Yes, right after that there was a house fire with a dead body. There I was looking at a burnt corpse. In my first day, [I thought], “You’re definitely not going to be able to do this. This is just nuts of a job.” And then a funny thing happened. I went home. I went right to sleep. When I woke up the next day I was like, “Maybe there’s more to you than meets the eye.” I was pretty sure that [that first day] would have been completely unsettling, and yet, it wasn’t. I went to work the next day—it was a totally quiet day. We literally ate doughnuts and drove around. But that first day I’ll always remember. That first day is the one that stands out most vividly because it was a moment that I realized that there are things about yourself that you don’t know until they’re tested. That was a real revelation for me.

Glenn McNair speaking in Kenyon College's Rosse Hall

Professor of History Glenn McNair speaks at a Rosse Hall panel on “Black Lives Matter.” McNair previously served as a police officer for five years.

Photo credit: Courtesy of Kenyon College

Whose job is it to teach young black men how to interact with police?

Parents have been doing it forever … but in light of the most recent incidents, schools are starting to do it now. That’s what makes it so tragic: that parents, institutions, relatives and friends have to train their children how to interact with people who are there to protect them because those people might kill them. The tactics that [blacks] have to learn, those are temporary survival measures. I hope we get ourselves to a day when that is no longer the case, but as I said, I’m not optimistic about that in the short term.

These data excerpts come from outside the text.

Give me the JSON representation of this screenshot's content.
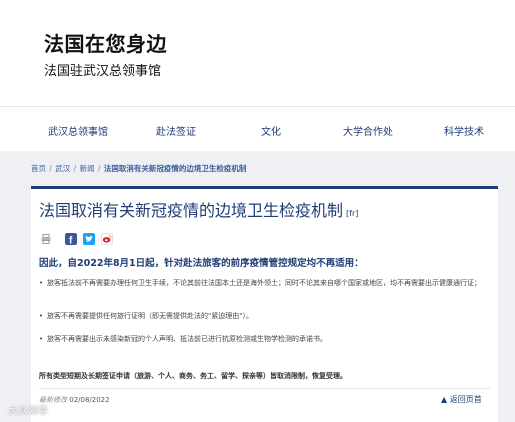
{
  "header": {
    "title": "法国在您身边",
    "subtitle": "法国驻武汉总领事馆"
  },
  "nav": {
    "items": [
      "武汉总领事馆",
      "赴法签证",
      "文化",
      "大学合作处",
      "科学技术"
    ]
  },
  "breadcrumb": {
    "items": [
      "首页",
      "武汉",
      "新闻"
    ],
    "current": "法国取消有关新冠疫情的边境卫生检疫机制"
  },
  "article": {
    "title": "法国取消有关新冠疫情的边境卫生检疫机制",
    "lang_link": "[fr]",
    "lead": "因此，自2022年8月1日起，针对赴法旅客的前序疫情管控规定均不再适用：",
    "bullets": [
      "旅客抵法前不再需要办理任何卫生手续，不论其前往法国本土还是海外领土；同时不论其来自哪个国家或地区，均不再需要出示健康通行证；",
      "旅客不再需要提供任何旅行证明（即无需提供赴法的\"紧迫理由\"）。",
      "旅客不再需要出示未感染新冠的个人声明、抵法前已进行抗原检测或生物学检测的承诺书。"
    ],
    "visa_note": "所有类型短期及长期签证申请（旅游、个人、商务、务工、留学、探亲等）皆取消限制，恢复受理。",
    "updated_label": "最新修改",
    "updated_date": "02/08/2022",
    "back_label": "返回页首"
  },
  "share": {
    "icons": [
      "print-icon",
      "facebook-icon",
      "twitter-icon",
      "weibo-icon"
    ],
    "colors": {
      "facebook": "#3b5998",
      "twitter": "#1da1f2",
      "weibo": "#e6162d"
    }
  },
  "watermark": "大众领事",
  "colors": {
    "brand_navy": "#1f3c74",
    "page_bg": "#eef0f4"
  }
}
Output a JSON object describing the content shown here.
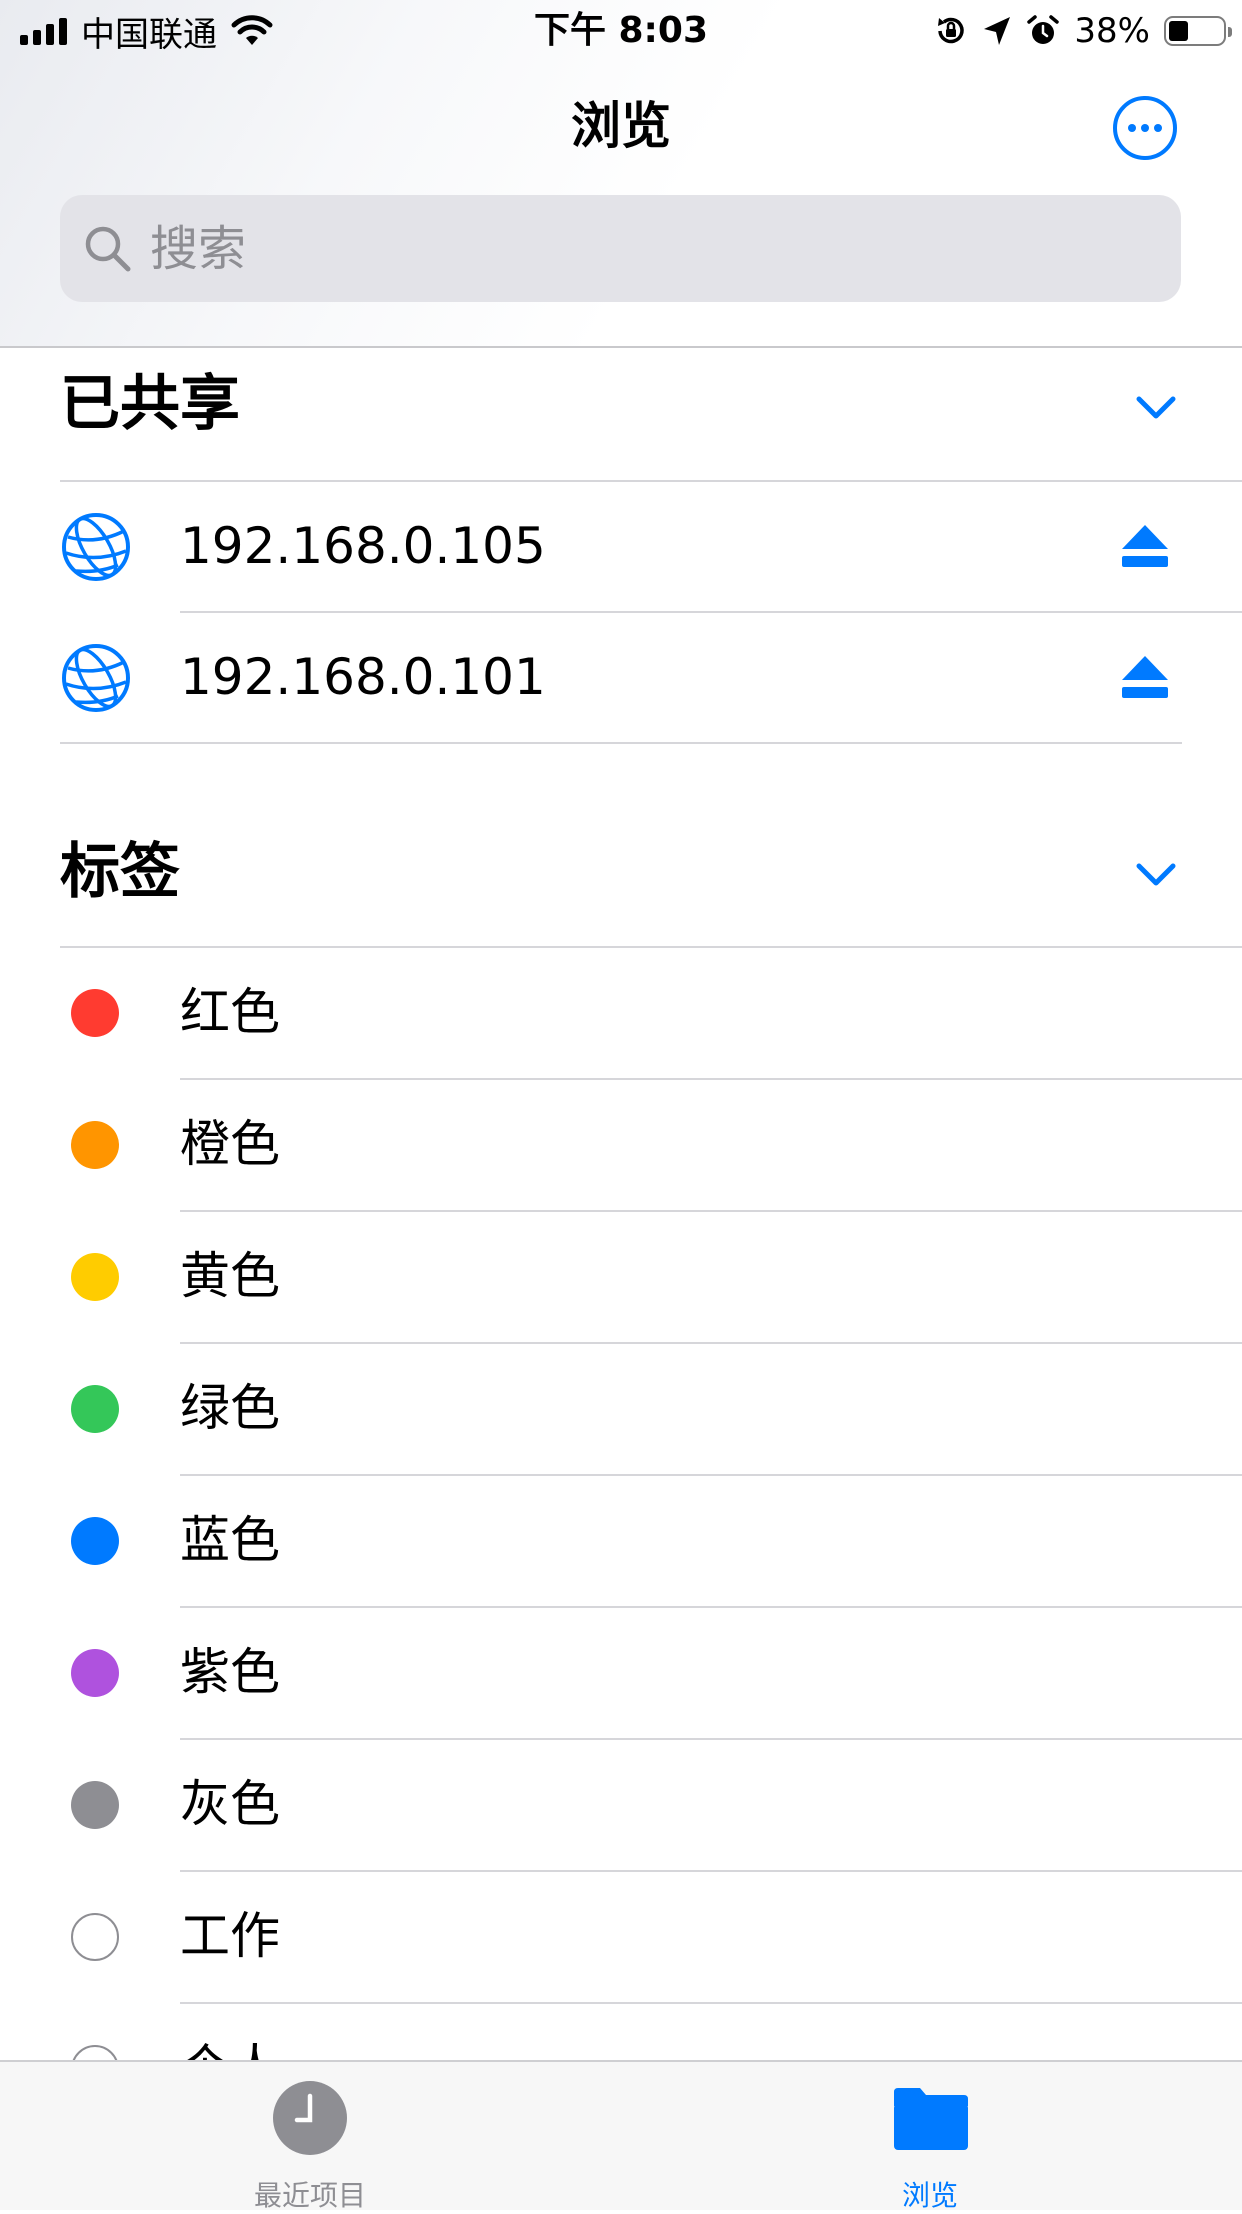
{
  "status_bar": {
    "carrier": "中国联通",
    "time": "下午 8:03",
    "battery_percent": "38%",
    "battery_level": 0.38,
    "icons": [
      "signal-icon",
      "wifi-icon",
      "orientation-lock-icon",
      "location-icon",
      "alarm-icon",
      "battery-icon"
    ]
  },
  "header": {
    "title": "浏览",
    "more_icon": "ellipsis-circle-icon"
  },
  "search": {
    "placeholder": "搜索",
    "value": ""
  },
  "shared": {
    "title": "已共享",
    "items": [
      {
        "label": "192.168.0.105",
        "icon": "globe-icon",
        "action_icon": "eject-icon"
      },
      {
        "label": "192.168.0.101",
        "icon": "globe-icon",
        "action_icon": "eject-icon"
      }
    ]
  },
  "tags": {
    "title": "标签",
    "items": [
      {
        "label": "红色",
        "color": "#ff3b30"
      },
      {
        "label": "橙色",
        "color": "#ff9500"
      },
      {
        "label": "黄色",
        "color": "#ffcc00"
      },
      {
        "label": "绿色",
        "color": "#34c759"
      },
      {
        "label": "蓝色",
        "color": "#007aff"
      },
      {
        "label": "紫色",
        "color": "#af52de"
      },
      {
        "label": "灰色",
        "color": "#8e8e93"
      },
      {
        "label": "工作",
        "color": "none"
      },
      {
        "label": "个人",
        "color": "none"
      }
    ]
  },
  "tab_bar": {
    "tabs": [
      {
        "label": "最近项目",
        "icon": "clock-icon",
        "selected": false
      },
      {
        "label": "浏览",
        "icon": "folder-icon",
        "selected": true
      }
    ]
  },
  "colors": {
    "accent": "#007aff",
    "inactive": "#8e8e93",
    "separator": "#d6d6da"
  }
}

What do you think of body cameras?

Most people think that there will be a panacea — that officers will become more self-aware and not engage in these inappropriate behaviors. I don’t think it’s going to work. When officers are involved in these shootings, they don’t think they’re doing anything wrong. In their heads, they are literally acting on a deadly threat. So it’s not, “Hmm, I hate that black guy. I think I’m going to kill him but this camera’s here so I’m not.” When [officers] shoot, that camera is not something they’re conscious of because [they] think they are doing what is right. In terms of cameras beings useful as evidence, absolutely. If it wasn’t for cell phone cameras and dash cameras, we wouldn’t be having this conversation now. It’s this culture that has to be changed. And the only way it’s going to be changed is if police officers are held accountable when they engage in these kinds of unlawful shootings. Either they go to jail or they’re fired, but it cannot be business as usual.